Por: Elko Omar Vázquez Erosa
En la cabaña de caramelo de Tavito y Clío, en ese reino de juguetes pletórico de soldados de plomo, muñecas, payasos, trenes y pelotas; en ese reino, asoma la tristeza.
Una mariposa vuela junto a las ventanas de azúcar transparente. Tavito ya no juega, está sentado en un rincón, observando a una cucaracha con la panza para arriba.
—Tavito, ¿quieres un dulce? —ofrece Clío—. Aghar los trajo.
Tavito se lleva la golosina a la boca y le parece tan insípida.

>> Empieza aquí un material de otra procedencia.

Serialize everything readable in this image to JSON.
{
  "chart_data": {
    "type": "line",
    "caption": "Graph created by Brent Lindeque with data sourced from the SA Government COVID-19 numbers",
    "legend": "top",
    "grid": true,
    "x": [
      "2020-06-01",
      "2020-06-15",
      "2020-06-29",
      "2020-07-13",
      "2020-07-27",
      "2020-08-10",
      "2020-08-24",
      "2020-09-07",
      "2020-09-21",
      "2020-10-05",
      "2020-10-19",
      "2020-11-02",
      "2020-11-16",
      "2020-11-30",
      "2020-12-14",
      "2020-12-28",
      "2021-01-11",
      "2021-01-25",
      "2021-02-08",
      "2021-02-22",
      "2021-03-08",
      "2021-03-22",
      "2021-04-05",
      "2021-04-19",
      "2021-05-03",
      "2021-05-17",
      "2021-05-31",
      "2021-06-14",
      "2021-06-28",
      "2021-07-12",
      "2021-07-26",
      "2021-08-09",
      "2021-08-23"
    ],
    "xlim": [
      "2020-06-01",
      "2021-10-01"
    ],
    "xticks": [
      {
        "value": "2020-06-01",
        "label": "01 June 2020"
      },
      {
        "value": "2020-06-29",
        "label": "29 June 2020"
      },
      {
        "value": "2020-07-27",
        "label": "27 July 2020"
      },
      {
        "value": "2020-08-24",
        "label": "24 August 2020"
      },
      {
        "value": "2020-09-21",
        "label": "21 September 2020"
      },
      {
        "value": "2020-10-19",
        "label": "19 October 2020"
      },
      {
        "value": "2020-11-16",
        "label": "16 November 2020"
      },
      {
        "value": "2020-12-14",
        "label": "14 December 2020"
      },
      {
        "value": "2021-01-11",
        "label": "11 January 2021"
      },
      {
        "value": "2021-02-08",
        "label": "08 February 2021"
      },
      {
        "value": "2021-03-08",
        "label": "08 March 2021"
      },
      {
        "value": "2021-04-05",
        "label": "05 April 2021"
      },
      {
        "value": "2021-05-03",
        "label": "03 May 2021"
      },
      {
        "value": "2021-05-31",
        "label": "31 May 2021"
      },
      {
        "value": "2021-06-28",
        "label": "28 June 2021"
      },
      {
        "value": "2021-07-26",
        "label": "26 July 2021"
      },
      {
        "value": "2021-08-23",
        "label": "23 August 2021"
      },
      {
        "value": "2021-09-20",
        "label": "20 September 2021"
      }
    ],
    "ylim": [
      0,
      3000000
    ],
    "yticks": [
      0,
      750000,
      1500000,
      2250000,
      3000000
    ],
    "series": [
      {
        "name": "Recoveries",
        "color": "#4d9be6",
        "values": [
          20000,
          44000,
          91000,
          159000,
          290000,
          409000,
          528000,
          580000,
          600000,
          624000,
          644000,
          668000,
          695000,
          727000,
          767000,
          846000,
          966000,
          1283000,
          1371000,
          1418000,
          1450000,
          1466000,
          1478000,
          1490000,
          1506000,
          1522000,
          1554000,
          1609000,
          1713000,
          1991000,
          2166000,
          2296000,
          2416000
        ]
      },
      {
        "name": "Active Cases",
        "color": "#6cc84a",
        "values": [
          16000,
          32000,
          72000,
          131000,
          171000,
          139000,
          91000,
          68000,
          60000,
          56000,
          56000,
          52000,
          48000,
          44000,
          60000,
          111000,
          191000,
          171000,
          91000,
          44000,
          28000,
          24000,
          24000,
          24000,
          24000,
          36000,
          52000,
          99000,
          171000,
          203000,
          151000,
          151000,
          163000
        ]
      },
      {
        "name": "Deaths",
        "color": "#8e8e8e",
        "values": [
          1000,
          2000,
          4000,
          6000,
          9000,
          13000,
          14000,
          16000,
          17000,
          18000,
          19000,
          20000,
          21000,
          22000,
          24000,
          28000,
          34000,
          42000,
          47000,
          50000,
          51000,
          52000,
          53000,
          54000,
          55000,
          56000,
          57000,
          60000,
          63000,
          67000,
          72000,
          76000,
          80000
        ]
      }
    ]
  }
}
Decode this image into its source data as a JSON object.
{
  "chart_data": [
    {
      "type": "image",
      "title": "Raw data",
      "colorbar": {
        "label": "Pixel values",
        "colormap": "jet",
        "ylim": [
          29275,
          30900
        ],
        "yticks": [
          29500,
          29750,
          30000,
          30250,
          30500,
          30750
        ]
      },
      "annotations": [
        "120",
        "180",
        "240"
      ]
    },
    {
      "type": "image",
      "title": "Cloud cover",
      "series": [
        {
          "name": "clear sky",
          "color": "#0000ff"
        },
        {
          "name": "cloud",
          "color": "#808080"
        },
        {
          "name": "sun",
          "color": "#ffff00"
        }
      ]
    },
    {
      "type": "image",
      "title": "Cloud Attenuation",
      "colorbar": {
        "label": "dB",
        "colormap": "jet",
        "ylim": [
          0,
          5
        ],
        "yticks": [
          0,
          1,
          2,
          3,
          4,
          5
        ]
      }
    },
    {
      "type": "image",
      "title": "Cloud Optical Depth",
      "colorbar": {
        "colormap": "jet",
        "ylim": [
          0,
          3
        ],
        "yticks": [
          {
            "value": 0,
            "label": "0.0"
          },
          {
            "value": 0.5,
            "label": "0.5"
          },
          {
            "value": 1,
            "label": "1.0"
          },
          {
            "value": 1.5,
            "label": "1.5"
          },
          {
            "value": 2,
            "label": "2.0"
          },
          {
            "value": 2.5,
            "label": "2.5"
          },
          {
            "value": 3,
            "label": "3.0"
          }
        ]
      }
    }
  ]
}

Las vagas siluetas que se deslizan por las paredes le recuerdan que es sólo un prisionero; mira a su pequeña hermana, y teme por ella.
La cucaracha se retuerce, con las patas suplicantes por una gota de piedad.
Clío se asoma por la ventana y la chispa de sus ojos se enciende:
—¡Mira, Tavito! ¡Qué linda mariposa!, voy a cogerla.
—¡Espera, Clío! —responde el pequeño, con ademán de levantarse—. Aghar nos ha prohibido salir de aquí.
Y luego todo sucede tan rápido: Clío corre detrás de la mariposa, al momento el cielo se oscurece tomando tintes absurdos; los árboles se agitan, extrañas criaturas comienzan a chillar en la oscuridad —ruidos de cadenas y goznes que dejan libres sus peores pesadillas.
—¡Clío! ¡Regresa! —gritó el niño, aterrado, sin que su hermana lo escuchara, embelesada con la mariposa que finalmente consiguió capturar, para en seguida ser atrapada ella misma por manos grotescas y deformes de duendes que reían escandalosamente.
A lo lejos, un hombre encorvado por el paso de los siglos se acerca.
—¡Alto! —rugió—, devuélvanme a esa niña, me pertenece.
—¡Largo, hechicero! —le respondió uno de los monstruos—. Olvidaste alimentarnos. ¡Que pague ella tu descuido!
El mago vacila, sus engendros incontrolables amenazan con asesinarlo; después de pensarlo por unos segundos, permite que se lleven a la niña.
Tavito se pone de rodillas, con lágrimas corriendo por sus mejillas regordetas y chapeteadas:
—¡Aghar! —aulló—, diles que me devuelvan a mi hermanita.
—Ella se lo buscó —dijo Aghar, imperturbable.
—¡Tavito! ¡No dejes que me lleven! —gritó Clío, al tiempo que Aghar amenazaba.
—¡Ay de ti si tratas de contrariarme! —y tomó su báculo y dio la media vuelta, para perderse en la distancia con la negra capa flotando tras de sí.
Tavito se quedó sólo, paseó la mirada alrededor de la cucaracha que aún se retorcía dolorosamente, y en un rasgo de bondad de su atormentado corazón, con la benevolencia de los niños, ayudó al insecto a incorporarse.
Un grito desesperado, intenso y profundo, en la memoria, a través de corredores estrechos y largos, sin fin alguno. Volteó: los soldados de plomo lo miraban, el payaso le sonreía; las sombras comenzaron a caer en los juguetes, y aquel mundo mágico que hacía tiempo lo hastiara, fue más odioso que nunca.
Harto de obedecer al viejo Aghar se puso un casco de juguete; se miró al espejo —era un pequeño guerrero— suspiró. Afuera, cientos de ojillos atisbando en la ventana.
Tavito empuñó una espada de madera y embrazó el escudo que le hacía juego. Escuchó las risas de los enanos, el lamento del aire y de las jarillas. Posó la vista en su propia sombra y espada en mano salió a enfrentar la oscuridad.